I'm not sure that I fully understand your reference to composite profile in the context of Fig. 7-34. I would agree, though, that the way that the boundary is calculated in 7-34 has some dodgy aspects. Offsetting in by 0.75 on the rads gets rid of some of the material from the flats, so I agree that this relaxes some of the requirement on the centerplane. The oblong slot is a special case that Y14.5 defines and the "blended tolerance" boundary isn't fully defined where the rads meet the flats.
Evan Janeshewski
Axymetrix Quality Engineering Inc.
www.axymetrix.ca
RE: TP with or without a Diameter Symbol
Since the only feature for which a zone vs positional boundary interpretation are identical is circular, it makes sense to eliminate the use for anything except circular features and come up with an alternate, such as limiting the translation of the MMC shape and disallowing encroachment of the LMC shape; basically create an outer offset within which MMC movement is restricted rather than an inner boundary that can become degenerate.

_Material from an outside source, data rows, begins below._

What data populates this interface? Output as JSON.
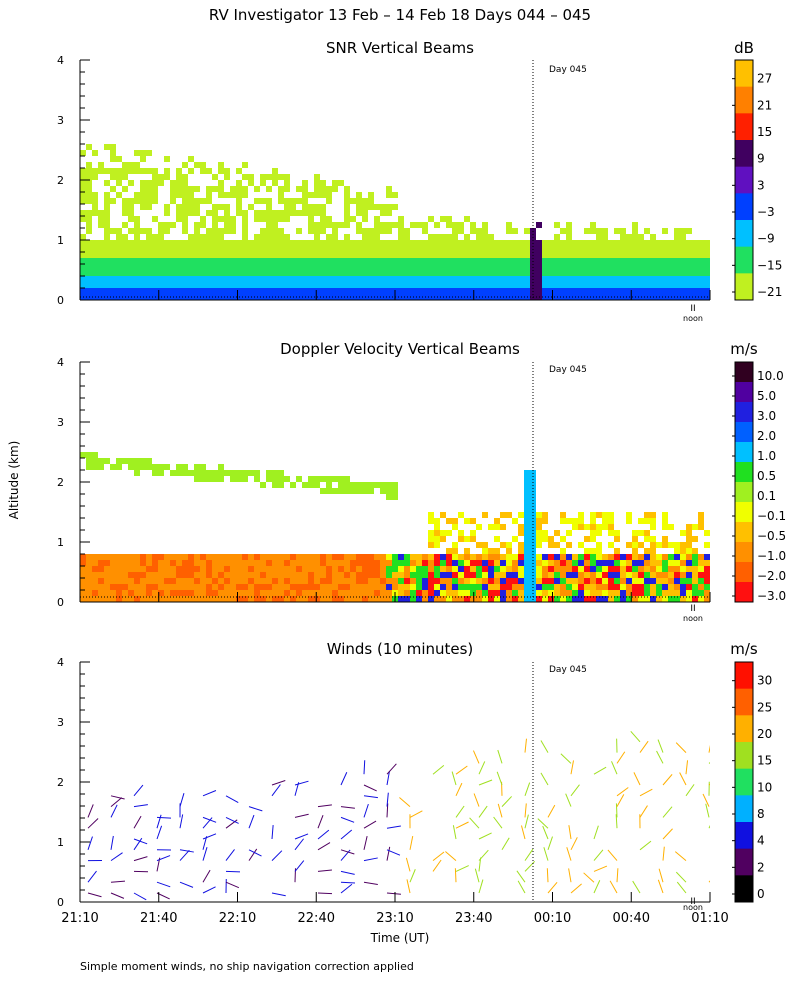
{
  "header": {
    "title": "RV Investigator  13 Feb – 14 Feb 18 Days 044 – 045",
    "ylabel": "Altitude (km)",
    "xlabel": "Time (UT)",
    "footnote": "Simple moment winds, no ship navigation correction applied",
    "day_marker": "Day 045",
    "noon_label": "noon",
    "noon_symbol": "II"
  },
  "chart_data": [
    {
      "type": "heatmap",
      "id": "snr",
      "title": "SNR Vertical Beams",
      "unit": "dB",
      "ylim": [
        0,
        4
      ],
      "y_ticks": [
        "0",
        "1",
        "2",
        "3",
        "4"
      ],
      "colorbar": {
        "labels": [
          "27",
          "21",
          "15",
          "9",
          "3",
          "−3",
          "−9",
          "−15",
          "−21"
        ],
        "colors": [
          "#ffc000",
          "#ff8000",
          "#ff2000",
          "#400060",
          "#6010c0",
          "#0040ff",
          "#00c0ff",
          "#20e060",
          "#c0f020"
        ]
      }
    },
    {
      "type": "heatmap",
      "id": "doppler",
      "title": "Doppler Velocity Vertical Beams",
      "unit": "m/s",
      "ylim": [
        0,
        4
      ],
      "y_ticks": [
        "0",
        "1",
        "2",
        "3",
        "4"
      ],
      "colorbar": {
        "labels": [
          "10.0",
          "5.0",
          "3.0",
          "2.0",
          "1.0",
          "0.5",
          "0.1",
          "−0.1",
          "−0.5",
          "−1.0",
          "−2.0",
          "−3.0"
        ],
        "colors": [
          "#300020",
          "#5000a0",
          "#2020e0",
          "#0060ff",
          "#00c0ff",
          "#20e020",
          "#a0f020",
          "#f0ff00",
          "#ffc000",
          "#ff9000",
          "#ff6000",
          "#ff1010"
        ]
      }
    },
    {
      "type": "scatter",
      "id": "winds",
      "title": "Winds (10 minutes)",
      "unit": "m/s",
      "ylim": [
        0,
        4
      ],
      "y_ticks": [
        "0",
        "1",
        "2",
        "3",
        "4"
      ],
      "x_ticks": [
        "21:10",
        "21:40",
        "22:10",
        "22:40",
        "23:10",
        "23:40",
        "00:10",
        "00:40",
        "01:10"
      ],
      "colorbar": {
        "labels": [
          "30",
          "25",
          "20",
          "15",
          "10",
          "8",
          "4",
          "2",
          "0"
        ],
        "colors": [
          "#ff1000",
          "#ff6000",
          "#ffb000",
          "#a0e020",
          "#20e060",
          "#00b0ff",
          "#1010e0",
          "#500060",
          "#000000"
        ]
      }
    }
  ]
}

The current position boundary interpretation is identical to the profile composite, supplying a uniform offset that does not restrict changes in position to the tolerance allowed for those features where the profile curvature is greater than the tolerance. To clarify, any sharp corner has infinite curvature; curvature of radii = 1/radius.
RE: TP with or without a Diameter Symbol
RE: TP with or without a Diameter Symbol
Does it still result in the reddish-colored area from your Inkscape graphic? Or would this be interpreted as smoothing out the full boundary to become a slot-shaped reddish zone?
John-Paul Belanger
Certified Sr. GD&T Professional
Geometric Learning Systems
RE: TP with or without a Diameter Symbol
John-Paul Belanger
Certified Sr. GD&T Professional
Geometric Learning Systems
RE: TP with or without a Diameter Symbol
Frankly it seems like an academic exercise that doesn't seem applicable to an actual product.
RE: TP with or without a Diameter Symbol
True, it is mostly an academic discussion now. Profile is the go-to control for these irregular shapes.
John-Paul Belanger
Certified Sr. GD&T Professional
Geometric Learning Systems
RE: TP with or without a Diameter Symbol
AMIN. That I was saying a week ago when this discussion started.
Why using "problematic" callouts (position, Boundary) when a more robust way of defining this feature is already offered by the standard.